Both Pfizer and Moderna have requested that the U.S. Food and Drug Administration approve their updated COVID boosters designed to target a newer subvariant and if approved the boosters could be available sometime in the fall of 2023. The protein-based Novavax COVID vaccine is just as effective as the mRNA vaccines in minimizing the seriousness of initial COVID infections, though Novavax can be harder to find. The Centers for Disease Control and Prevention (CDC) notes that all the approved COVID vaccines are safe for people living with HIV. 

Long COVID is a concern for everyone

Vaccines, so long as they’re up-to-date, have been proven effective in reducing the seriousness of acute COVID infections and reducing the possibility of death from an infection, but with rapidly mutating and increasingly infectious variants, they’re less effective in preventing transmission of the virus. And while most people get through an acute infection with symptoms no worse than a cold, some—an estimated 1 in 10—have severe symptoms that can last months or years, according to an analysis of the most recent data from the CDC.

Long COVID, defined by the CDC as symptoms that can include neurological conditions, kidney failure, musculoskeletal conditions, blood clots and vascular issues, respiratory conditions and cardiovascular issues, and crippling fatigue. These symptoms may linger weeks, months or longer, leaving some COVID “long haulers” unable to perform daily activities, or even get out of bed.  It’s not clear why one person will end up as a long hauler and another one won’t. The antiviral Paxlovid can minimize the severity of the initial infection and reduce the risk of long COVID, but there is still no cure for long COVID.

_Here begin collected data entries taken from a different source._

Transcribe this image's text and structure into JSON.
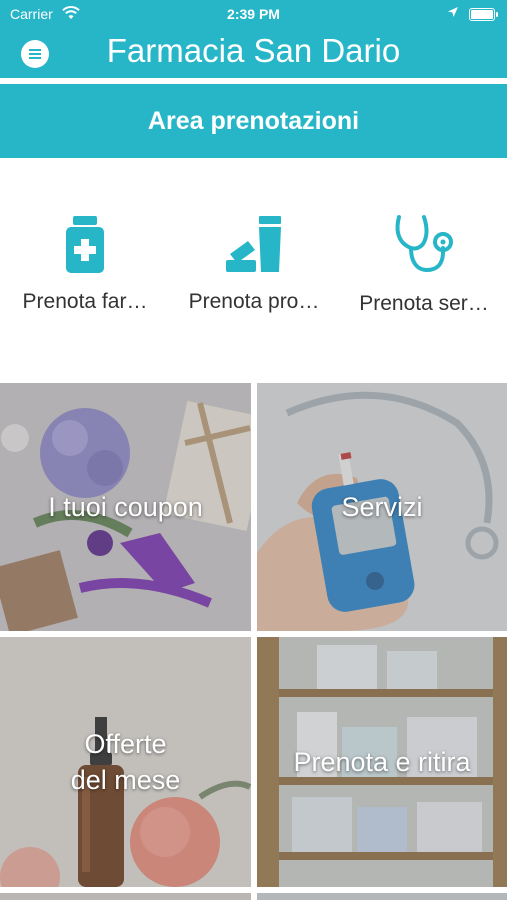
{
  "status_bar": {
    "carrier": "Carrier",
    "time": "2:39 PM"
  },
  "header": {
    "title": "Farmacia San Dario"
  },
  "section": {
    "title": "Area prenotazioni"
  },
  "shortcuts": [
    {
      "label": "Prenota far…",
      "icon": "medicine-bottle-icon"
    },
    {
      "label": "Prenota pro…",
      "icon": "cosmetics-icon"
    },
    {
      "label": "Prenota ser…",
      "icon": "stethoscope-icon"
    }
  ],
  "tiles": [
    {
      "title": "I tuoi coupon"
    },
    {
      "title": "Servizi"
    },
    {
      "title_line1": "Offerte",
      "title_line2": "del mese"
    },
    {
      "title": "Prenota e ritira"
    }
  ],
  "colors": {
    "accent": "#27b6c8",
    "text": "#333333"
  }
}
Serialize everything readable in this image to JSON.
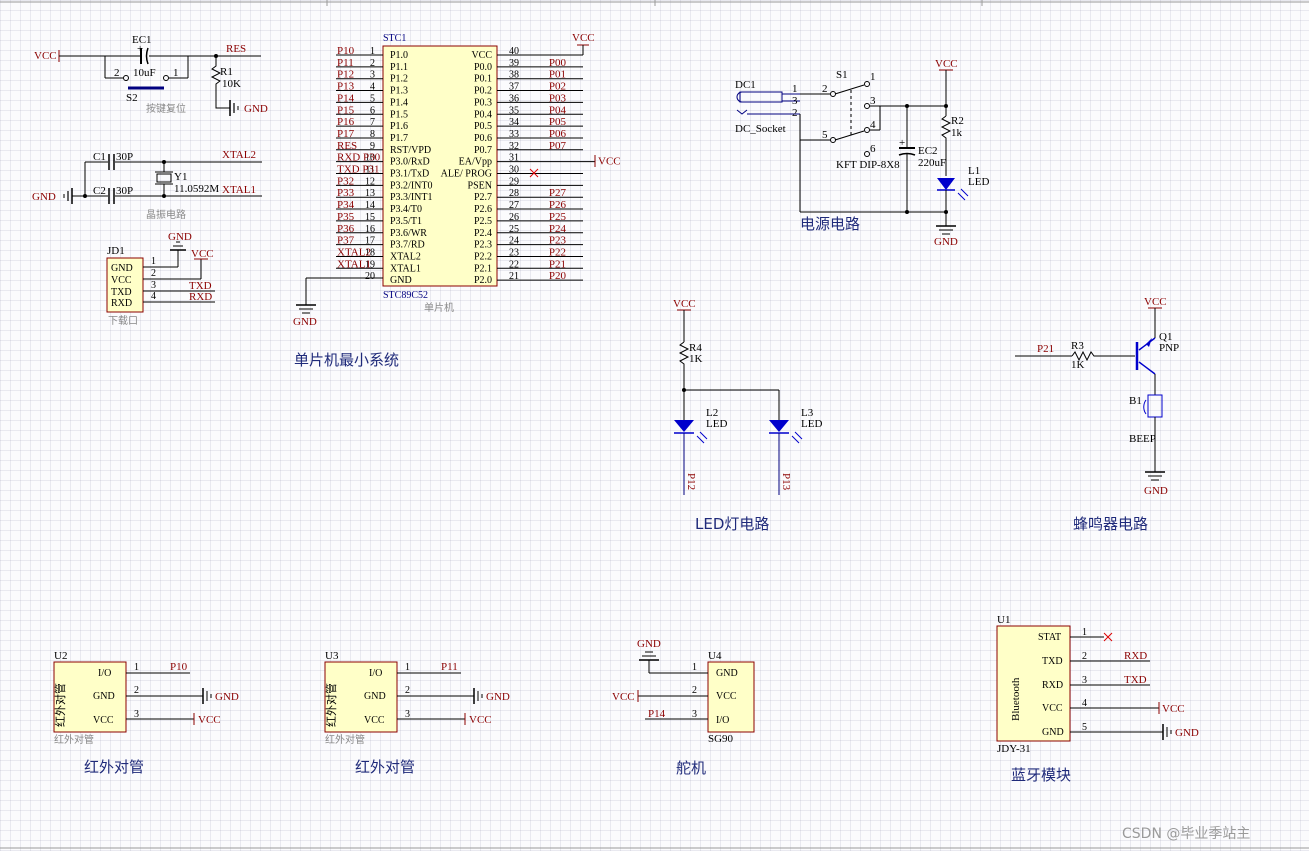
{
  "mcu": {
    "designator": "STC1",
    "part": "STC89C52",
    "comment": "单片机",
    "left_pins": [
      {
        "num": "1",
        "name": "P1.0",
        "net": "P10"
      },
      {
        "num": "2",
        "name": "P1.1",
        "net": "P11"
      },
      {
        "num": "3",
        "name": "P1.2",
        "net": "P12"
      },
      {
        "num": "4",
        "name": "P1.3",
        "net": "P13"
      },
      {
        "num": "5",
        "name": "P1.4",
        "net": "P14"
      },
      {
        "num": "6",
        "name": "P1.5",
        "net": "P15"
      },
      {
        "num": "7",
        "name": "P1.6",
        "net": "P16"
      },
      {
        "num": "8",
        "name": "P1.7",
        "net": "P17"
      },
      {
        "num": "9",
        "name": "RST/VPD",
        "net": "RES"
      },
      {
        "num": "10",
        "name": "P3.0/RxD",
        "net": "RXD P30"
      },
      {
        "num": "11",
        "name": "P3.1/TxD",
        "net": "TXD P31"
      },
      {
        "num": "12",
        "name": "P3.2/INT0",
        "net": "P32"
      },
      {
        "num": "13",
        "name": "P3.3/INT1",
        "net": "P33"
      },
      {
        "num": "14",
        "name": "P3.4/T0",
        "net": "P34"
      },
      {
        "num": "15",
        "name": "P3.5/T1",
        "net": "P35"
      },
      {
        "num": "16",
        "name": "P3.6/WR",
        "net": "P36"
      },
      {
        "num": "17",
        "name": "P3.7/RD",
        "net": "P37"
      },
      {
        "num": "18",
        "name": "XTAL2",
        "net": "XTAL2"
      },
      {
        "num": "19",
        "name": "XTAL1",
        "net": "XTAL1"
      },
      {
        "num": "20",
        "name": "GND",
        "net": ""
      }
    ],
    "right_pins": [
      {
        "num": "40",
        "name": "VCC",
        "net": ""
      },
      {
        "num": "39",
        "name": "P0.0",
        "net": "P00"
      },
      {
        "num": "38",
        "name": "P0.1",
        "net": "P01"
      },
      {
        "num": "37",
        "name": "P0.2",
        "net": "P02"
      },
      {
        "num": "36",
        "name": "P0.3",
        "net": "P03"
      },
      {
        "num": "35",
        "name": "P0.4",
        "net": "P04"
      },
      {
        "num": "34",
        "name": "P0.5",
        "net": "P05"
      },
      {
        "num": "33",
        "name": "P0.6",
        "net": "P06"
      },
      {
        "num": "32",
        "name": "P0.7",
        "net": "P07"
      },
      {
        "num": "31",
        "name": "EA/Vpp",
        "net": "VCC"
      },
      {
        "num": "30",
        "name": "ALE/ PROG",
        "net": ""
      },
      {
        "num": "29",
        "name": "PSEN",
        "net": ""
      },
      {
        "num": "28",
        "name": "P2.7",
        "net": "P27"
      },
      {
        "num": "27",
        "name": "P2.6",
        "net": "P26"
      },
      {
        "num": "26",
        "name": "P2.5",
        "net": "P25"
      },
      {
        "num": "25",
        "name": "P2.4",
        "net": "P24"
      },
      {
        "num": "24",
        "name": "P2.3",
        "net": "P23"
      },
      {
        "num": "23",
        "name": "P2.2",
        "net": "P22"
      },
      {
        "num": "22",
        "name": "P2.1",
        "net": "P21"
      },
      {
        "num": "21",
        "name": "P2.0",
        "net": "P20"
      }
    ],
    "vcc_label": "VCC",
    "gnd_label": "GND",
    "section_title": "单片机最小系统"
  },
  "reset": {
    "vcc": "VCC",
    "ec1": "EC1",
    "ec1_value": "10uF",
    "res_net": "RES",
    "r1": "R1",
    "r1_value": "10K",
    "s2": "S2",
    "pin2": "2",
    "pin1": "1",
    "gnd": "GND",
    "caption": "按键复位"
  },
  "crystal": {
    "c1": "C1",
    "c1_value": "30P",
    "c2": "C2",
    "c2_value": "30P",
    "y1": "Y1",
    "y1_value": "11.0592M",
    "xtal2": "XTAL2",
    "xtal1": "XTAL1",
    "gnd": "GND",
    "caption": "晶振电路"
  },
  "download": {
    "designator": "JD1",
    "pins": [
      {
        "num": "1",
        "name": "GND"
      },
      {
        "num": "2",
        "name": "VCC"
      },
      {
        "num": "3",
        "name": "TXD"
      },
      {
        "num": "4",
        "name": "RXD"
      }
    ],
    "gnd": "GND",
    "vcc": "VCC",
    "txd": "TXD",
    "rxd": "RXD",
    "caption": "下载口"
  },
  "power": {
    "dc1": "DC1",
    "dc_socket": "DC_Socket",
    "p1": "1",
    "p3": "3",
    "p2": "2",
    "s1": "S1",
    "s1_pins": [
      "2",
      "1",
      "3",
      "5",
      "4",
      "6"
    ],
    "s1_part": "KFT DIP-8X8",
    "ec2": "EC2",
    "ec2_value": "220uF",
    "r2": "R2",
    "r2_value": "1k",
    "l1": "L1",
    "l1_value": "LED",
    "vcc": "VCC",
    "gnd": "GND",
    "title": "电源电路"
  },
  "led": {
    "vcc": "VCC",
    "r4": "R4",
    "r4_value": "1K",
    "l2": "L2",
    "l2_value": "LED",
    "l3": "L3",
    "l3_value": "LED",
    "p12": "P12",
    "p13": "P13",
    "title": "LED灯电路"
  },
  "buzzer": {
    "vcc": "VCC",
    "p21": "P21",
    "r3": "R3",
    "r3_value": "1K",
    "q1": "Q1",
    "q1_value": "PNP",
    "b1": "B1",
    "b1_value": "BEEP",
    "gnd": "GND",
    "title": "蜂鸣器电路"
  },
  "ir1": {
    "designator": "U2",
    "pins": [
      {
        "num": "1",
        "name": "I/O",
        "net": "P10"
      },
      {
        "num": "2",
        "name": "GND",
        "net": "GND"
      },
      {
        "num": "3",
        "name": "VCC",
        "net": "VCC"
      }
    ],
    "body_text": "红外对管",
    "comment": "红外对管",
    "title": "红外对管"
  },
  "ir2": {
    "designator": "U3",
    "pins": [
      {
        "num": "1",
        "name": "I/O",
        "net": "P11"
      },
      {
        "num": "2",
        "name": "GND",
        "net": "GND"
      },
      {
        "num": "3",
        "name": "VCC",
        "net": "VCC"
      }
    ],
    "body_text": "红外对管",
    "comment": "红外对管",
    "title": "红外对管"
  },
  "servo": {
    "designator": "U4",
    "part": "SG90",
    "pins": [
      {
        "num": "1",
        "name": "GND",
        "net": "GND"
      },
      {
        "num": "2",
        "name": "VCC",
        "net": "VCC"
      },
      {
        "num": "3",
        "name": "I/O",
        "net": "P14"
      }
    ],
    "title": "舵机"
  },
  "bluetooth": {
    "designator": "U1",
    "part": "JDY-31",
    "body_text": "Bluetooth",
    "pins": [
      {
        "num": "1",
        "name": "STAT",
        "net": ""
      },
      {
        "num": "2",
        "name": "TXD",
        "net": "RXD"
      },
      {
        "num": "3",
        "name": "RXD",
        "net": "TXD"
      },
      {
        "num": "4",
        "name": "VCC",
        "net": "VCC"
      },
      {
        "num": "5",
        "name": "GND",
        "net": "GND"
      }
    ],
    "title": "蓝牙模块"
  },
  "watermark": "CSDN @毕业季站主",
  "colors": {
    "wire_blue": "#000080",
    "net_red": "#8b0000",
    "body_fill": "#ffffc8",
    "title_blue": "#1f2a7a"
  }
}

Even if someone doesn’t suffer long COVID, people of any age who get COVID—whether they have HIV or any comorbidity—increase their chance of having multiple health problems, including chronic kidney disease, type 2 diabetes and a 72% greater risk of heart disease. The SARS CoV-2 virus is not unlike a trojan horse, doing long-term damage to multiple organs, including the brain. The reasons are not yet clear, but researchers are looking at something familiar to people living with HIV: viral persistence.

More bad news: each infection is more likely to produce T-cell exhaustion, according to several studies. And due to the rapid mutation of SARS CoV-2, there is no upper limit to the number of times a person can get COVID. The CDC recently acknowledged this point, changing its guidelines to state that reinfection can occur in as little as 90 days after initial infection, and that reinfections can sometimes be more severe. While the COVID-19 death rate—at least from an initial infection—is low, the very real possibility of being sidelined with long COVID puts every public interaction into question, especially with transmission rates (via wastewater surveillance) spiking in most places since early July 2023.